Three restrictions on women's rights in the Middle East you've probably never heard about

Published May 25th, 2015 - 12:36 GMT
Female activists are fighting to abolish some of these laws. (AFP/Filippo Monteforte)
Female activists are fighting to abolish some of these laws. (AFP/Filippo Monteforte)

We all know about the so-called "honor" killings that sentence women to death and the ban on female driving in Saudi Arabia.

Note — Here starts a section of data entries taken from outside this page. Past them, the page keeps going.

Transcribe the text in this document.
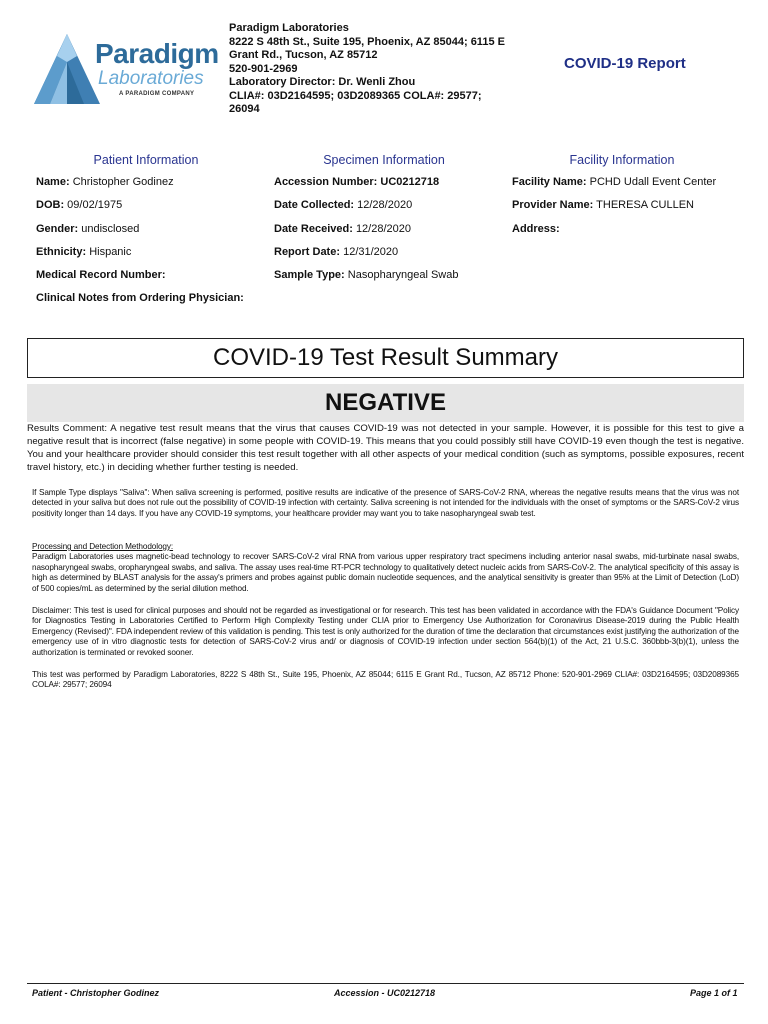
Paradigm
Laboratories
A PARADIGM COMPANY
Paradigm Laboratories
8222 S 48th St., Suite 195, Phoenix, AZ 85044; 6115 E
Grant Rd., Tucson, AZ 85712
520-901-2969
Laboratory Director: Dr. Wenli Zhou
CLIA#: 03D2164595; 03D2089365 COLA#: 29577;
26094
COVID-19 Report
Patient Information
Name: Christopher Godinez
DOB: 09/02/1975
Gender: undisclosed
Ethnicity: Hispanic
Medical Record Number:
Clinical Notes from Ordering Physician:
Specimen Information
Accession Number: UC0212718
Date Collected: 12/28/2020
Date Received: 12/28/2020
Report Date: 12/31/2020
Sample Type: Nasopharyngeal Swab
Facility Information
Facility Name: PCHD Udall Event Center
Provider Name: THERESA CULLEN
Address:
COVID-19 Test Result Summary
NEGATIVE
Results Comment: A negative test result means that the virus that causes COVID-19 was not detected in your sample. However, it is possible for this test to give a negative result that is incorrect (false negative) in some people with COVID-19. This means that you could possibly still have COVID-19 even though the test is negative. You and your healthcare provider should consider this test result together with all other aspects of your medical condition (such as symptoms, possible exposures, recent travel history, etc.) in deciding whether further testing is needed.
If Sample Type displays "Saliva": When saliva screening is performed, positive results are indicative of the presence of SARS-CoV-2 RNA, whereas the negative results means that the virus was not detected in your saliva but does not rule out the possibility of COVID-19 infection with certainty. Saliva screening is not intended for the individuals with the onset of symptoms or the SARS-CoV-2 virus positivity longer than 14 days. If you have any COVID-19 symptoms, your healthcare provider may want you to take nasopharyngeal swab test.
Processing and Detection Methodology:
Paradigm Laboratories uses magnetic-bead technology to recover SARS-CoV-2 viral RNA from various upper respiratory tract specimens including anterior nasal swabs, mid-turbinate nasal swabs, nasopharyngeal swabs, oropharyngeal swabs, and saliva. The assay uses real-time RT-PCR technology to qualitatively detect nucleic acids from SARS-CoV-2. The analytical specificity of this assay is high as determined by BLAST analysis for the assay's primers and probes against public domain nucleotide sequences, and the analytical sensitivity is greater than 95% at the Limit of Detection (LoD) of 500 copies/mL as determined by the serial dilution method.
Disclaimer: This test is used for clinical purposes and should not be regarded as investigational or for research. This test has been validated in accordance with the FDA's Guidance Document "Policy for Diagnostics Testing in Laboratories Certified to Perform High Complexity Testing under CLIA prior to Emergency Use Authorization for Coronavirus Disease-2019 during the Public Health Emergency (Revised)". FDA independent review of this validation is pending. This test is only authorized for the duration of time the declaration that circumstances exist justifying the authorization of the emergency use of in vitro diagnostic tests for detection of SARS-CoV-2 virus and/ or diagnosis of COVID-19 infection under section 564(b)(1) of the Act, 21 U.S.C. 360bbb-3(b)(1), unless the authorization is terminated or revoked sooner.
This test was performed by Paradigm Laboratories, 8222 S 48th St., Suite 195, Phoenix, AZ 85044; 6115 E Grant Rd., Tucson, AZ 85712 Phone: 520-901-2969 CLIA#: 03D2164595; 03D2089365 COLA#: 29577; 26094
Patient - Christopher Godinez	Accession - UC0212718	Page 1 of 1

Those restrictions are only the beginning. Unfortunately there are plenty of laws that perpetuate violence against women and affect their families by extension. Here are the ones you need to know about:

1. Women aren't allowed to admit their children to hospitals without consent from the father. Jordanian law requires a male guardian's approval for a child to be medically treated. Seven months ago a one-week-old baby died because the hospital wouldn't let the mother admit him, claiming the father needed to sign the necessary papers.

2. Women are only considered half a witness in Yemen. A woman's testimony isn't taken seriously unless it's backed by a male witness. Female witnesses aren't considered at all in cases of adultery, theft, sodomy or libel.

3. Rapists' crimes are excused if they marry their victims and stay with them for three years. Forms of this law can be seen in several countries, including Morocco where a few years ago, a judge forced a 16-year-old girl to marry her rapist. She committed suicide shortly afterward.